- Original Message -
From: Mark R. Diggory [EMAIL PROTECTED]
To: [EMAIL PROTECTED]; [EMAIL PROTECTED]
Sent: Wednesday, July 14, 2004 8:48 AM
Subject: ASF Repository, closer.cgi and Depot
Sorry for the cross post but this seems relevant to both these groups.
I was thinking about the subject of mirroring and redirection for the
ASF Repository. Currently, there was some discussion on the Depot list
concerning this. I feel we could address this subject again for both
groups interest.
www.apache.org/dyn/closer cgi provides a simple resolution strategy to
attempt to determine the closest mirror available to the client browser.
It then generates an html page via a template that lists the selected
mirror as well as other available mirrors. With Depot, we have a
customized download client that could be extended to manage downloading
from a list of mirrors as well.
Here are my thoughts on this subject:
A.) This script is really not that big (90% of it is just parsing the
mirrors file), and the database (a flat text file called mirrors.list)
as well is not very big. While closer.cgi is a neat service for
browsers. Its not exactly helpful for automated clients.
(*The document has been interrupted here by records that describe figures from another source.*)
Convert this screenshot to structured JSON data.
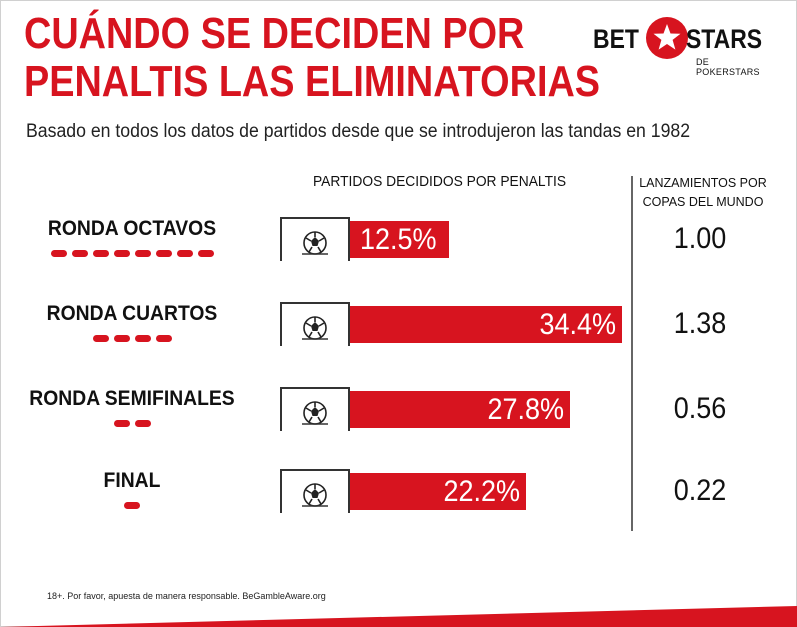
{
  "header": {
    "title_line1": "CUÁNDO SE DECIDEN POR",
    "title_line2": "PENALTIS LAS ELIMINATORIAS",
    "subtitle": "Basado en todos los datos de partidos desde que se introdujeron las tandas en 1982"
  },
  "logo": {
    "bet": "BET",
    "stars": "STARS",
    "sub": "DE POKERSTARS"
  },
  "columns": {
    "left": "PARTIDOS DECIDIDOS POR PENALTIS",
    "right_line1": "LANZAMIENTOS POR",
    "right_line2": "COPAS DEL MUNDO"
  },
  "chart_data": {
    "type": "bar",
    "title": "CUÁNDO SE DECIDEN POR PENALTIS LAS ELIMINATORIAS",
    "subtitle": "Basado en todos los datos de partidos desde que se introdujeron las tandas en 1982",
    "categories": [
      "RONDA OCTAVOS",
      "RONDA CUARTOS",
      "RONDA SEMIFINALES",
      "FINAL"
    ],
    "series": [
      {
        "name": "PARTIDOS DECIDIDOS POR PENALTIS",
        "values": [
          12.5,
          34.4,
          27.8,
          22.2
        ],
        "labels": [
          "12.5%",
          "34.4%",
          "27.8%",
          "22.2%"
        ]
      },
      {
        "name": "LANZAMIENTOS POR COPAS DEL MUNDO",
        "values": [
          1.0,
          1.38,
          0.56,
          0.22
        ],
        "labels": [
          "1.00",
          "1.38",
          "0.56",
          "0.22"
        ]
      }
    ],
    "dash_counts": [
      8,
      4,
      2,
      1
    ],
    "xlim": [
      0,
      34.4
    ],
    "orientation": "horizontal"
  },
  "footer": "18+. Por favor, apuesta de manera responsable. BeGambleAware.org",
  "colors": {
    "accent": "#d7141f",
    "text": "#111111"
  }
}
Yet,
mirrors.list is an excellent example of metadata that is exposed in a
effective manner such that automated clients can access it.
http://www.apache.org/mirrors/mirrors.list
I'm somewhat convinced that a it would be simple to create a client
implementation which accomplished the same functionality as closer.cgi
programatically so that it could be used in terms of resolving a
location to download from when mirrors are available.
This would be beneficial to the Apache Bandwidth issue in that if a
client such as Depot/DownloadManager managed the same capability as
closer.cgi then:
Hmm, it seems to me that infra@ or mirrors@ (is that a list) probably have
views on this. (But then, we probably don't want 4 lists on here. :-) I
suspect their views would include what you suggest, that distribution might
save some nomimal (c.f. artifact sizes) bandwidth savings give some CPU
saving, but it'd be at significant loss of 'control' (of well behaved
clients). Central control over this seems the most appealing.
Since I doubt the CPU cycles are worth saving (or the script would've been
optimised), could we not just change the script to check for some header
from the client, and return XML or some structured text, for non-human
browsers. [BTW: viewcvs seems to do this nicely, returning the file if
non-human and the presentation is human (as browser identifies).
regards,
Adam